PIM1 phosphorylates a large subset of cellular substrates and thus regulates many different cellular processes such as cell cycle progression, cellular division, differentiation and apoptosis.
One of the cell-cycle-related targets of PIM1 is p21^waf1 (Wang et al., 2002; Zhang et al., 2007). By phosphorylating the CDK inhibitor p21^waf1 on T145, PIM1 lead to the nuclear export and inactivation of p21^waf1. Phosphorylation of another CDK inhibitor p27^Kip1 at Thr157 and Thr198 would induce its proteasomal degradation and cell cycle progression. Moreover, PIM1 seems to phosphorylate and inactivate the transcription factors of p27^Kip1, FoxO1a and FoxO3a (Morishita et al., 2008). Another mechanism of p27^Kip1 regulation is the phosphorylation of SKP2 at Thr417, which control its stability and ability to degrade p27 (Cen et al., 2010). Additionally, the phosphorylation of Cdc25A and Cdc25C would induce G1/S and G2/M transition, respectively (Bachmann et al., 2004). PIM1 also implicate in mitosis promotion by interacts with dynein/dynactin and HP1β (Magnuson et al., 2010).
Moreover, PIM1 is involved in genomic instability. By interaction with NuMA (nuclear mitotic apparatus protein), overexpression of PIM1 causes the loss of checkpoint control (Bhattacharya et al., 2002). Consequently, cells with abnormal mitotic spindles are not arrested in mitosis, producing polyploid and multinucleated daughter cells.
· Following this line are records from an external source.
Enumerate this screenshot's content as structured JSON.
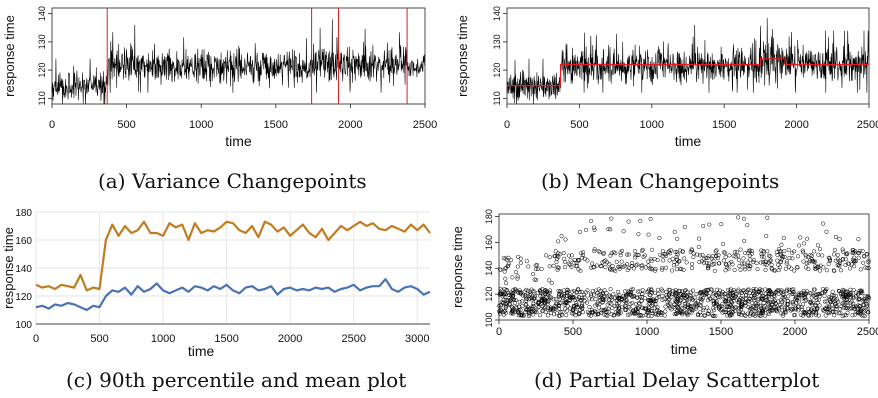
{
  "captions": {
    "a": "(a) Variance Changepoints",
    "b": "(b) Mean Changepoints",
    "c": "(c) 90th percentile and mean plot",
    "d": "(d) Partial Delay Scatterplot"
  },
  "chart_data": [
    {
      "id": "a",
      "type": "line",
      "title": "",
      "xlabel": "time",
      "ylabel": "response time",
      "xlim": [
        0,
        2500
      ],
      "ylim": [
        108,
        142
      ],
      "x_ticks": [
        0,
        500,
        1000,
        1500,
        2000,
        2500
      ],
      "y_ticks": [
        110,
        120,
        130,
        140
      ],
      "grid": false,
      "series": [
        {
          "color": "#000000",
          "segments": [
            {
              "x0": 0,
              "x1": 370,
              "mean": 114,
              "sd": 2.5,
              "spike": 0.04,
              "lo": 108,
              "hi": 124
            },
            {
              "x0": 370,
              "x1": 1740,
              "mean": 121,
              "sd": 3.0,
              "spike": 0.05,
              "lo": 112,
              "hi": 136
            },
            {
              "x0": 1740,
              "x1": 1920,
              "mean": 122,
              "sd": 3.8,
              "spike": 0.06,
              "lo": 112,
              "hi": 138
            },
            {
              "x0": 1920,
              "x1": 2380,
              "mean": 122,
              "sd": 3.2,
              "spike": 0.05,
              "lo": 112,
              "hi": 135
            },
            {
              "x0": 2380,
              "x1": 2500,
              "mean": 121,
              "sd": 1.8,
              "spike": 0.02,
              "lo": 115,
              "hi": 127
            }
          ]
        }
      ],
      "changepoints": [
        370,
        1740,
        1920,
        2380
      ],
      "changepoint_color": "#e41a1c"
    },
    {
      "id": "b",
      "type": "line",
      "title": "",
      "xlabel": "time",
      "ylabel": "response time",
      "xlim": [
        0,
        2500
      ],
      "ylim": [
        108,
        142
      ],
      "x_ticks": [
        0,
        500,
        1000,
        1500,
        2000,
        2500
      ],
      "y_ticks": [
        110,
        120,
        130,
        140
      ],
      "grid": false,
      "series": [
        {
          "color": "#000000",
          "segments": [
            {
              "x0": 0,
              "x1": 370,
              "mean": 114,
              "sd": 2.5,
              "spike": 0.04,
              "lo": 108,
              "hi": 124
            },
            {
              "x0": 370,
              "x1": 1740,
              "mean": 121.5,
              "sd": 3.0,
              "spike": 0.05,
              "lo": 112,
              "hi": 136
            },
            {
              "x0": 1740,
              "x1": 1900,
              "mean": 123,
              "sd": 3.8,
              "spike": 0.06,
              "lo": 112,
              "hi": 142
            },
            {
              "x0": 1900,
              "x1": 2500,
              "mean": 122,
              "sd": 3.0,
              "spike": 0.05,
              "lo": 112,
              "hi": 134
            }
          ]
        }
      ],
      "mean_levels": [
        {
          "x0": 0,
          "x1": 370,
          "y": 114.5
        },
        {
          "x0": 370,
          "x1": 1750,
          "y": 122
        },
        {
          "x0": 1750,
          "x1": 1920,
          "y": 124
        },
        {
          "x0": 1920,
          "x1": 2500,
          "y": 122
        }
      ],
      "mean_color": "#e41a1c"
    },
    {
      "id": "c",
      "type": "line",
      "title": "",
      "xlabel": "time",
      "ylabel": "response time",
      "xlim": [
        0,
        3100
      ],
      "ylim": [
        100,
        180
      ],
      "x_ticks": [
        0,
        500,
        1000,
        1500,
        2000,
        2500,
        3000
      ],
      "y_ticks": [
        100,
        120,
        140,
        160,
        180
      ],
      "grid": true,
      "series": [
        {
          "color": "#c07c1e",
          "x": [
            0,
            50,
            100,
            150,
            200,
            250,
            300,
            350,
            400,
            450,
            500,
            550,
            600,
            650,
            700,
            750,
            800,
            850,
            900,
            950,
            1000,
            1050,
            1100,
            1150,
            1200,
            1250,
            1300,
            1350,
            1400,
            1450,
            1500,
            1550,
            1600,
            1650,
            1700,
            1750,
            1800,
            1850,
            1900,
            1950,
            2000,
            2050,
            2100,
            2150,
            2200,
            2250,
            2300,
            2350,
            2400,
            2450,
            2500,
            2550,
            2600,
            2650,
            2700,
            2750,
            2800,
            2850,
            2900,
            2950,
            3000,
            3050,
            3100
          ],
          "y": [
            128,
            126,
            127,
            125,
            128,
            127,
            126,
            135,
            124,
            126,
            125,
            160,
            171,
            163,
            170,
            165,
            167,
            173,
            165,
            165,
            163,
            172,
            169,
            171,
            160,
            172,
            165,
            167,
            166,
            169,
            173,
            172,
            167,
            165,
            170,
            162,
            173,
            171,
            166,
            169,
            163,
            167,
            171,
            165,
            162,
            168,
            160,
            165,
            170,
            167,
            170,
            173,
            170,
            172,
            168,
            167,
            170,
            168,
            166,
            171,
            167,
            171,
            165
          ]
        },
        {
          "color": "#4a72b8",
          "x": [
            0,
            50,
            100,
            150,
            200,
            250,
            300,
            350,
            400,
            450,
            500,
            550,
            600,
            650,
            700,
            750,
            800,
            850,
            900,
            950,
            1000,
            1050,
            1100,
            1150,
            1200,
            1250,
            1300,
            1350,
            1400,
            1450,
            1500,
            1550,
            1600,
            1650,
            1700,
            1750,
            1800,
            1850,
            1900,
            1950,
            2000,
            2050,
            2100,
            2150,
            2200,
            2250,
            2300,
            2350,
            2400,
            2450,
            2500,
            2550,
            2600,
            2650,
            2700,
            2750,
            2800,
            2850,
            2900,
            2950,
            3000,
            3050,
            3100
          ],
          "y": [
            112,
            113,
            111,
            114,
            113,
            115,
            114,
            112,
            110,
            113,
            112,
            120,
            124,
            123,
            126,
            121,
            127,
            123,
            125,
            129,
            124,
            122,
            124,
            126,
            123,
            127,
            126,
            124,
            127,
            125,
            128,
            124,
            122,
            126,
            127,
            124,
            125,
            127,
            121,
            125,
            126,
            124,
            125,
            124,
            126,
            125,
            126,
            123,
            125,
            126,
            128,
            124,
            126,
            127,
            127,
            132,
            125,
            123,
            126,
            127,
            125,
            121,
            123
          ]
        }
      ]
    },
    {
      "id": "d",
      "type": "scatter",
      "title": "",
      "xlabel": "time",
      "ylabel": "response time",
      "xlim": [
        0,
        2500
      ],
      "ylim": [
        100,
        182
      ],
      "x_ticks": [
        0,
        500,
        1000,
        1500,
        2000,
        2500
      ],
      "y_ticks": [
        100,
        120,
        140,
        160,
        180
      ],
      "grid": false,
      "point_style": "open circle",
      "clusters": [
        {
          "x0": 0,
          "x1": 2500,
          "y0": 103,
          "y1": 124,
          "count": 1300
        },
        {
          "x0": 0,
          "x1": 380,
          "y0": 127,
          "y1": 150,
          "count": 40
        },
        {
          "x0": 380,
          "x1": 2500,
          "y0": 138,
          "y1": 155,
          "count": 380
        },
        {
          "x0": 380,
          "x1": 2500,
          "y0": 155,
          "y1": 182,
          "count": 45
        }
      ]
    }
  ]
}
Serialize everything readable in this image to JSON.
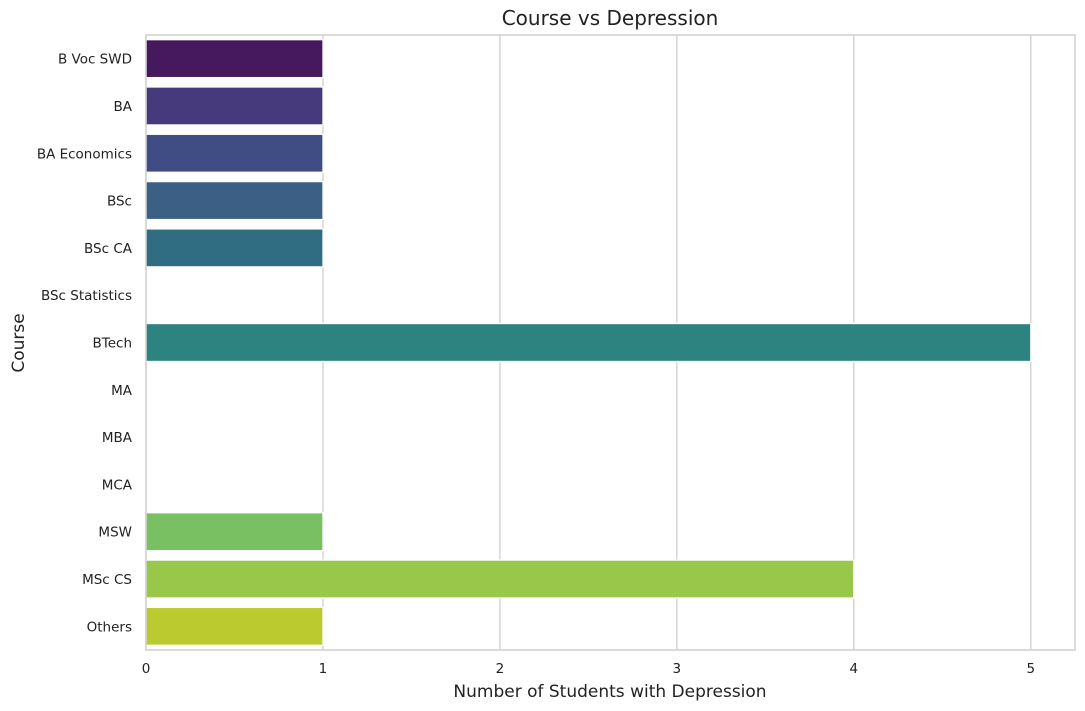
{
  "chart_data": {
    "type": "bar",
    "orientation": "horizontal",
    "title": "Course vs Depression",
    "xlabel": "Number of Students with Depression",
    "ylabel": "Course",
    "categories": [
      "B Voc SWD",
      "BA",
      "BA Economics",
      "BSc",
      "BSc CA",
      "BSc Statistics",
      "BTech",
      "MA",
      "MBA",
      "MCA",
      "MSW",
      "MSc CS",
      "Others"
    ],
    "values": [
      1,
      1,
      1,
      1,
      1,
      0,
      5,
      0,
      0,
      0,
      1,
      4,
      1
    ],
    "colors": [
      "#46195f",
      "#463a7c",
      "#3f4d84",
      "#3c5f86",
      "#316d82",
      "#2b7f82",
      "#2d8380",
      "#45ab6e",
      "#5bb862",
      "#6cc35a",
      "#79c062",
      "#99c74a",
      "#bbcb2f"
    ],
    "xlim": [
      0,
      5.25
    ],
    "xticks": [
      0,
      1,
      2,
      3,
      4,
      5
    ],
    "grid": "vertical"
  }
}
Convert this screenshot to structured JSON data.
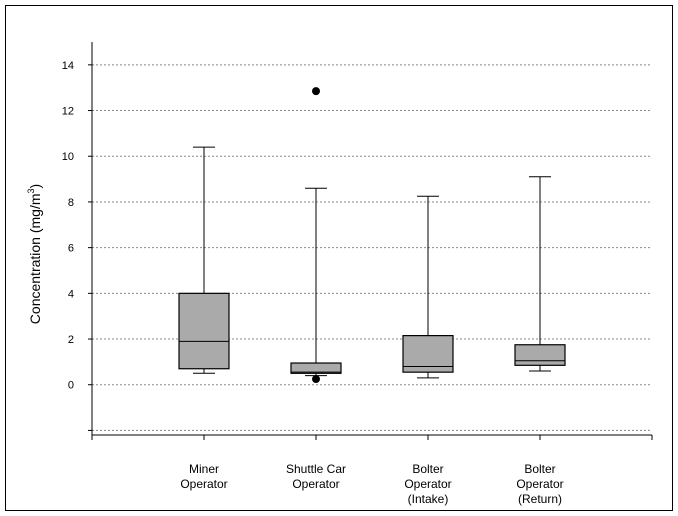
{
  "chart_data": {
    "type": "box",
    "ylabel": "Concentration (mg/m",
    "ylabel_superscript": "3",
    "ylabel_suffix": ")",
    "ylim": [
      -2.2,
      15
    ],
    "yticks": [
      0,
      2,
      4,
      6,
      8,
      10,
      12,
      14
    ],
    "grid": true,
    "categories": [
      [
        "Miner",
        "Operator"
      ],
      [
        "Shuttle Car",
        "Operator"
      ],
      [
        "Bolter",
        "Operator",
        "(Intake)"
      ],
      [
        "Bolter",
        "Operator",
        "(Return)"
      ]
    ],
    "boxes": [
      {
        "min": 0.5,
        "q1": 0.7,
        "median": 1.9,
        "q3": 4.0,
        "max": 10.4,
        "outliers": []
      },
      {
        "min": 0.4,
        "q1": 0.5,
        "median": 0.55,
        "q3": 0.95,
        "max": 8.6,
        "outliers": [
          12.85,
          0.25
        ]
      },
      {
        "min": 0.3,
        "q1": 0.55,
        "median": 0.8,
        "q3": 2.15,
        "max": 8.25,
        "outliers": []
      },
      {
        "min": 0.6,
        "q1": 0.85,
        "median": 1.05,
        "q3": 1.75,
        "max": 9.1,
        "outliers": []
      }
    ],
    "colors": {
      "box_fill": "#aaaaaa",
      "box_stroke": "#000000",
      "grid": "#888888",
      "outlier": "#000000"
    }
  }
}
PIM1 can also act as an oncogenic survival factor because of its function in blocking apoptotic cell death. It is consensus that phosphorylation of BAD at S112 would induce its proteasomal degradation and thus shifts the apoptosis threshold (Peltola et al., 2004). The proapoptotic activity of ASK1 and PRAS40 would also be impaired by PIM1 phosphorylation (Gu et al., 2009; Zhang et al., 2009). Through inactivation of ASK1 and subsequently less phosphorylation of the stress kinases JNK and p38, caspase-3 activation would be less and thus reduce cell death. Moreover, the block of MDM2 and p53 degradation by PIM1 may induce senescence in embryonic fibroblasts and cancer cells (Hogan et al., 2008).
When bound to MYC at the E-box, PIM1 would participate in the complexs phosphorylation of histone H3 at S10 and thus participate in the stimulation of transcription of a specific subset of MYC-dependent genes (Zippo et al., 2007).
Additionally, PIM1 influences the activity of a number of transcriptional regulators, such as HP-1, PAP-1, TFAF2/SNX6, NFATc1, p100, RUNX, SOCS1, RelA/p65 and c-Myb (Bhattacharya et al., 2002; Evans and Fox, 2007; Ishibashi et al., 2001; Kim et al., 2010; Rainio et al., 2002; Winn et al., 2003).
PIM kinases also phosphorylate 4E-BP1, inhibiting its binding to elF-4E. Since elF-4E is a rate-limiting factor in protein synthesis, PIM kinases may also regulate 5 cap-dependent translation (Beharry et al., 2011).